Около ста лет назад на необозримых просторах южноафриканских саванн паслись огромные стада квагг — зебр необычной расцветки. На них очень любили охотиться буры. А потом квагги взяли и исчезли — причем повсеместно...

— Да ты неисправимый романтик. Ник! — и Луи с треском захлопнул толстый том «Млекопитающие Южной Африки»,

— Какие квагги! Мы знаем всех своих зебр по кличкам и полоскам, все места, где они водятся, а ты говоришь о каких-то затерянных, нехоженых уголках. Да, парк огромен, но изучен досконально. — И Луи Трихардт закинул фолиант на полку.

— Давай лучше спать. Завтра в пять подъем. Если пропустим рассвет, не увидишь «большую пятерку»...

Сильный ветер раскачивал акации за хлипкими стенками нашего охотничьего домика посреди огромного, самого большого в Африке национального парка. Мы были в Скукузе, на одной из центральных усадеб «Крюгера» — так привыкли называть этот заповедник южноафриканцы. (Парк получил имя президента республики Трансвааль Пауля Крюгера (1845 — 1904), много сделавшего для сохранения природы страны.) У крыльца нас ждал джип с сухим пайком, биноклями и подробной картой маршрута. Но мне не хотелось смотреть «большую пятерку», я уже много раз видел этих животных — слона, носорога, льва, леопарда и буйвола, мне нужно было другое... То, за что я был высмеян знатоком местной фауны, научным сотрудником и попутно — егерем заповедника Луи Трихардтом. Мне нужна была квагга.

— А элладотерия не надо? — помнится, рассмеялся Луи, когда я в первый раз обратился к нему с просьбой «поездить по местным зебрам» и поискать среди них квагг. Но, узнав, что я всерьез занимаюсь криптозоологией и везде, где бываю, досаждаю маститым зоологам с нелепыми, чудными просьбами, вошел в положение:

— По зебрам я тебя повожу. Сам ищи среди них своих квагг. Да ты хоть знаешь, как они выглядели?

Я знал. Знал не хуже Трихардта печальную историю замечательных лошадок, не похожих на настоящих зебр, во множестве водившихся в саваннах Южной Африки.

...Еще какие-то двести лет назад несметные стада квагг кочевали по Южной Африке. Эти животные, известные теперь как южный подвид степной, или обыкновенной зебры, а ранее ошибочно фигурировавшие в научной литературе под названием зебра Бурчелла, получили свое название благодаря свойственному только им ржанию — «ква-ха». И если большинство степных зебр были с черными полосами на белом или коричневом фоне, то квагги имели красивый красновато-коричневый окрас, разбавленный полосами только на голове, шее и передней части туловища.
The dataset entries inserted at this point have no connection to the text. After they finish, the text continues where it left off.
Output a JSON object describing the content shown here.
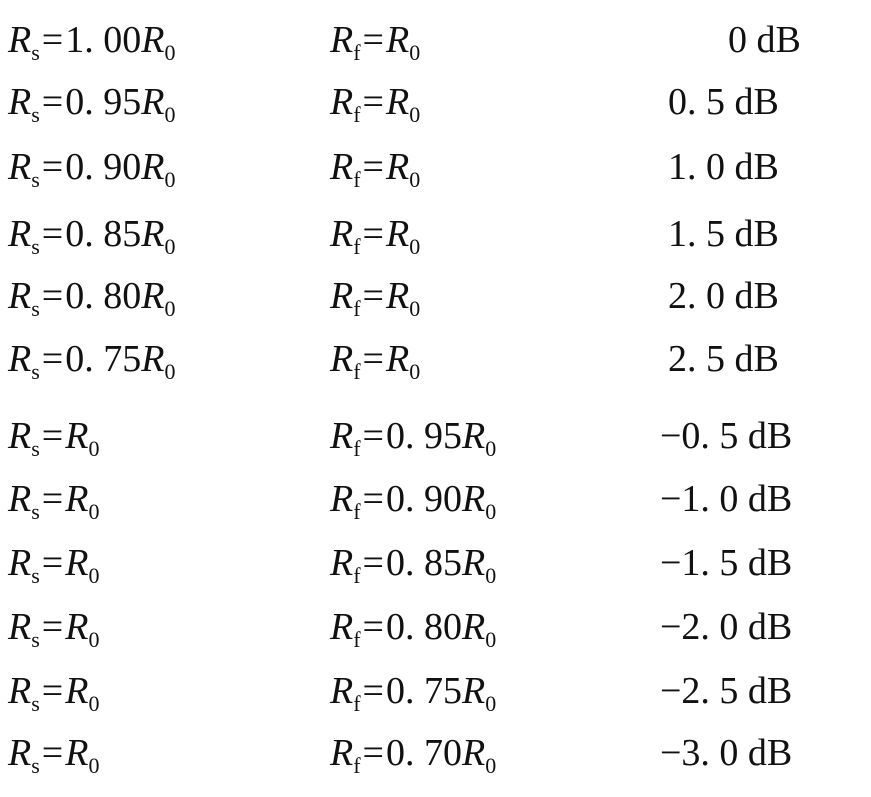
{
  "symbols": {
    "R": "R",
    "sub_s": "s",
    "sub_f": "f",
    "sub_0": "0",
    "eq": "="
  },
  "rows": [
    {
      "rs_coef": "1. 00",
      "rf_coef": "",
      "gain": "0 dB"
    },
    {
      "rs_coef": "0. 95",
      "rf_coef": "",
      "gain": "0. 5 dB"
    },
    {
      "rs_coef": "0. 90",
      "rf_coef": "",
      "gain": "1. 0 dB"
    },
    {
      "rs_coef": "0. 85",
      "rf_coef": "",
      "gain": "1. 5 dB"
    },
    {
      "rs_coef": "0. 80",
      "rf_coef": "",
      "gain": "2. 0 dB"
    },
    {
      "rs_coef": "0. 75",
      "rf_coef": "",
      "gain": "2. 5 dB"
    },
    {
      "rs_coef": "",
      "rf_coef": "0. 95",
      "gain": "−0. 5 dB"
    },
    {
      "rs_coef": "",
      "rf_coef": "0. 90",
      "gain": "−1. 0 dB"
    },
    {
      "rs_coef": "",
      "rf_coef": "0. 85",
      "gain": "−1. 5 dB"
    },
    {
      "rs_coef": "",
      "rf_coef": "0. 80",
      "gain": "−2. 0 dB"
    },
    {
      "rs_coef": "",
      "rf_coef": "0. 75",
      "gain": "−2. 5 dB"
    },
    {
      "rs_coef": "",
      "rf_coef": "0. 70",
      "gain": "−3. 0 dB"
    }
  ]
}
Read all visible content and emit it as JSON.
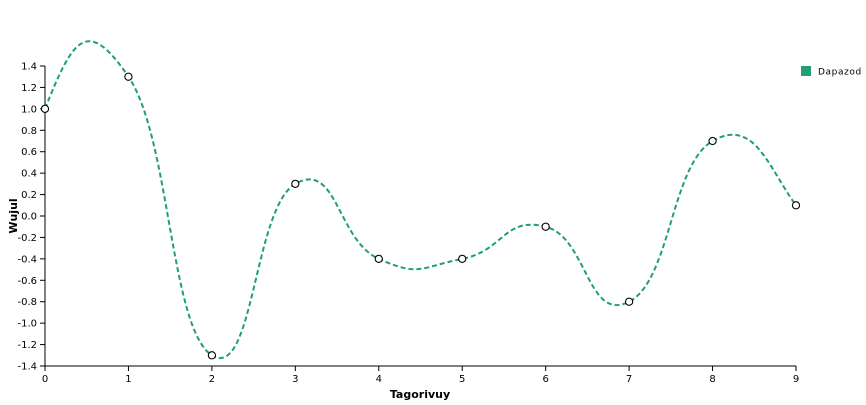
{
  "chart_data": {
    "type": "line",
    "title": "",
    "xlabel": "Tagorivuy",
    "ylabel": "Wujul",
    "x": [
      0,
      1,
      2,
      3,
      4,
      5,
      6,
      7,
      8,
      9
    ],
    "xlim": [
      0,
      9
    ],
    "ylim": [
      -1.4,
      1.4
    ],
    "x_ticks": [
      0,
      1,
      2,
      3,
      4,
      5,
      6,
      7,
      8,
      9
    ],
    "y_ticks": [
      -1.4,
      -1.2,
      -1.0,
      -0.8,
      -0.6,
      -0.4,
      -0.2,
      0.0,
      0.2,
      0.4,
      0.6,
      0.8,
      1.0,
      1.2,
      1.4
    ],
    "grid": false,
    "legend_position": "top-right",
    "series": [
      {
        "name": "Dapazod",
        "color": "#1f9e77",
        "line_style": "dashed",
        "interpolation": "smooth",
        "marker": "open-circle",
        "values": [
          1.0,
          1.3,
          -1.3,
          0.3,
          -0.4,
          -0.4,
          -0.1,
          -0.8,
          0.7,
          0.1
        ]
      }
    ]
  }
}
Численность этих когда-то распространенных животных начала стремительно снижаться с прибытием в «охотничий рай» Южной Африки европейских поселенцев во второй половине XVII века. Но, конечно, главная причина исчезновения квагг в том, что хозяйственные буры делали из их шкур емкости для хранения зерна. Считается, что последняя квагга была застрелена в 1878 году, за восемь лет до принятия закона о защите этого вида, а вернее подвида...

Совсем поздно ночью ветер, мешавший спать, неожиданно стих, но сон не шел. С трудом верилось, что ты — в самом сердце дикой Африки, в местах, о которых приходилось только мечтать и... писать, так здесь и не побывав. Вернее, я бывал в Африке и раньше, но на полтысячи километров восточнее, в Мозамбике, на границе с которым находится парк Крюгера. Чудилось, что со всех сторон к домику сходятся звери, заглядывают в окошки. Бесшумно прыгает на крышу леопард...

На рассвете меня растолкал Луи.

— Вставай, посмотри, что там, за дверью, что-то не открывается...

Ничего спросонья не понимая, я растворил противомоскитные створки и толкнул дверь. Она не поддалась. Налег плечом. Никакого результата. Выглянул в окошко.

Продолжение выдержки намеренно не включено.